A atriz Adelaide João (junção do nome da mãe e do pai), de 99 anos, residia na Casa do Artista desde 2009. De verdadeiro nome Maria da Glória Pereira Silva, nasceu em Lisboa a 27 de julho de 1921 e começou como atriz amadora no grupo de teatro da Philips, onde trabalhava, e foi descoberta pelo encenador Artur Ramos. Profissionalizou-se no Conservatório Nacional e depois em Paris, com uma bolsa da Fundação Calouste Gulbenkian. No regresso a Portugal fez fotonovelas, o que não lhe agradava, como disse em entrevista à "Notícias Magazine" em 2010. Mas tinha uma atitude pragmática que tanto lhe permitia fazer Brecht no teatro como entrar nos "Batanetes".

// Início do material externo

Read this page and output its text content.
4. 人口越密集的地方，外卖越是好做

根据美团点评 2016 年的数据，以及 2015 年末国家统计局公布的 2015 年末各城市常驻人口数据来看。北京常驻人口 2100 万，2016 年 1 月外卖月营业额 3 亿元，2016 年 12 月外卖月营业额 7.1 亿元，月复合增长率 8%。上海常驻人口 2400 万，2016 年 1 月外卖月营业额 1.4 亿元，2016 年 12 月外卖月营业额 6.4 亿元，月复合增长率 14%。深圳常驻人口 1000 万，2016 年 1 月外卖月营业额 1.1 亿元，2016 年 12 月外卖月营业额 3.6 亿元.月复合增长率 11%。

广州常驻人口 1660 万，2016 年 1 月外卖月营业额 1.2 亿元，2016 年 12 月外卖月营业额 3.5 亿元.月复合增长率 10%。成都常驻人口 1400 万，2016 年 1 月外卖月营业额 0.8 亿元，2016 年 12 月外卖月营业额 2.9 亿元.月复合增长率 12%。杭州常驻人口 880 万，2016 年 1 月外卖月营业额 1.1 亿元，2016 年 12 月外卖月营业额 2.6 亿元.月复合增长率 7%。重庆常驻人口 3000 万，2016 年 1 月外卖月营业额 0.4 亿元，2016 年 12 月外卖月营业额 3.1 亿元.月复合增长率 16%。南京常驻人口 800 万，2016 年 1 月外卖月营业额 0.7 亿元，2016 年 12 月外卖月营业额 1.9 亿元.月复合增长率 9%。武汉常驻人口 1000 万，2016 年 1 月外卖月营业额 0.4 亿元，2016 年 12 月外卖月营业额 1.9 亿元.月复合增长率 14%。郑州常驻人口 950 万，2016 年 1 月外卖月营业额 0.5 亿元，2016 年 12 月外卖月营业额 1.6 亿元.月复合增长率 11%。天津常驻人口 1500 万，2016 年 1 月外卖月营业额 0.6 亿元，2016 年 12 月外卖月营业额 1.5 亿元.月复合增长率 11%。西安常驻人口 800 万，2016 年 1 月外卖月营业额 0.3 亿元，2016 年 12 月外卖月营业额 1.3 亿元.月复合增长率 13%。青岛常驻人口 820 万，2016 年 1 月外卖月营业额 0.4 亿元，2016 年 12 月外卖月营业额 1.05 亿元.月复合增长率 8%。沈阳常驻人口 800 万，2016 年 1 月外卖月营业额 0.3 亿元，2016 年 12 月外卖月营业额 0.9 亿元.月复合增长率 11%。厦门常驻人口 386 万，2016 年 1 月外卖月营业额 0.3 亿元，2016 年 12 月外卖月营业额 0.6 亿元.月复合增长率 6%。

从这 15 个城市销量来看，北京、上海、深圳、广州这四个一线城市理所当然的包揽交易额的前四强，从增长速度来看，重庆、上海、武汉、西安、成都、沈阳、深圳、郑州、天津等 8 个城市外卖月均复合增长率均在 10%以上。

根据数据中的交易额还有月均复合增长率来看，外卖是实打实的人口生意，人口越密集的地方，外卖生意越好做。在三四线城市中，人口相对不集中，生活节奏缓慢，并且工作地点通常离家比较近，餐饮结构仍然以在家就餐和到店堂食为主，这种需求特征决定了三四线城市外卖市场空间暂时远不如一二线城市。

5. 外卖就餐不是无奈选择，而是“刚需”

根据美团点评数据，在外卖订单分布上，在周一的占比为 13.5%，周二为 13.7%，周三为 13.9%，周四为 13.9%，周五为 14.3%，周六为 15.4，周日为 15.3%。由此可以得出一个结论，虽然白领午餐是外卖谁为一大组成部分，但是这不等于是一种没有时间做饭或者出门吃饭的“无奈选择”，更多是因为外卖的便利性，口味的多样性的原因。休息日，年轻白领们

E quase se acreditava que ela tinha uma mercearia ao lado de nossa casa, de tanto a ver em novelas como "Vila Faia", "Amor malandro" ou "Floribella". No cinema tinha um registo totalmente distinto, como contou Ivo Canelas: dizia aos atores de outras gerações que tinha aprendido a representar com David Bowie; nele tinha percebido o poder do performer.

Animal de teatro

A sua vida pessoal foi passada na Estefânia, em Lisboa, onde continuava a ir ao cabeleireiro e à farmácia de autocarro. Apesar de ter entrado em centenas de filmes, telenovelas e peças confessou: "Houve uma altura em que tive de deixar a minha casa, não tinha dinheiro. Era a renda, o condomínio, a luz, o gás. Tive de me render". Uma rendição preenchida com os amigos que a levavam a ver teatro, porque não tinha família.

Descrita como "animal de teatro", teve um percurso admirável na companhia O Bando. Inesquecível, a sua prestação na peça "Ensaio sobre a cegueira", encenada por João Brites. Também deixou marcas profundas no cinema, como disse o crítico Jorge Leitão Ramos do seu trabalho: "Discreto mas firme, sempre escorreito, sempre positivo". Uma atriz secundária que ajudava sempre os outros a ganhar a cena. No imaginário popular continuará a ser dona de mercearia.